O contrato com as Nações Unidas demorou demais para sair – no meio do projeto houve uma mudança da equipe da iniciativa. E ainda: Correa se opôs à forma de administração do fundo, composta por uma maioria de representantes internacionais. Essas ações fizeram com que, em todo mundo, existissem dúvidas sobre a proposta de preservação.

Para Adalberto Veríssimo, do Instituto do Homem e Meio Ambiente da Amazônia (Imazon), a compensação para evitar a exploração em Yasuní não serviu como estratégia para o manter a região preservada.

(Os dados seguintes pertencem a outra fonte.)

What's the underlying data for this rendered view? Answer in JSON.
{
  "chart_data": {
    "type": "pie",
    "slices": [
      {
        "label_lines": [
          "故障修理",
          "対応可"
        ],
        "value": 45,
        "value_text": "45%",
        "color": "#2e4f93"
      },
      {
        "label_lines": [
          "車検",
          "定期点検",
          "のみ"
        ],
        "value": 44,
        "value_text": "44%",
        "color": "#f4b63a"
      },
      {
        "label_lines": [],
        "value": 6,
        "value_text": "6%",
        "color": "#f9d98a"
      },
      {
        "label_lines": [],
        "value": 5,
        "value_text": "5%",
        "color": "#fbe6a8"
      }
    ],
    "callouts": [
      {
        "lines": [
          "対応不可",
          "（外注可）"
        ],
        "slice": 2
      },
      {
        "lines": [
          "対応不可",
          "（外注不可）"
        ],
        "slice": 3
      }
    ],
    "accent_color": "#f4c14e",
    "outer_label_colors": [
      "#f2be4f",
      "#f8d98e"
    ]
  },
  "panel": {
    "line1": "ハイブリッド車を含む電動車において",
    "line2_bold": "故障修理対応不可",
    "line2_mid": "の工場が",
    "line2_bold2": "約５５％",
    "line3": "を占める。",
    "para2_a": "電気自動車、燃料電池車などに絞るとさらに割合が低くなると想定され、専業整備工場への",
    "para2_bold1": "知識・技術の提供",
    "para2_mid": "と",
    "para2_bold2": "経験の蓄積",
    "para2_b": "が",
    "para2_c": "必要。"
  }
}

Na visão do pesquisador, a iniciativa de Yasuní não passou de uma manobra política de Correa para que, no fim, ele conseguisse uma desculpa para aprovar o polêmico projeto de exploração no parque – e sem essa desculpa, ele não teria apoio da população. Hoje o presidente garante que o projeto passaria por qualquer referendo popular no Equador.

"Qualquer tentativa de pedir que a comunidade internacional pague um recurso desse vulto está fadada a não dar certo. O Equador, para mim, a partir do momento que colocou essa proposta na mesa, já estava disposto explorar petróleo. O governo queria apenas criar um pretexto para, internamente, justificar o fato para a opinião pública", diz Veríssimo.

O ex-ministro Alberto Acosta vê um efeito preocupante para o resto da Amazônia. Para ele, toda a região perde com "o fracasso de uma proposta que caminhava para uma era pós-extrativista e que, sobretudo, forçava que os conceitos de 'desenvolvimento' e 'progresso' fossem repensados."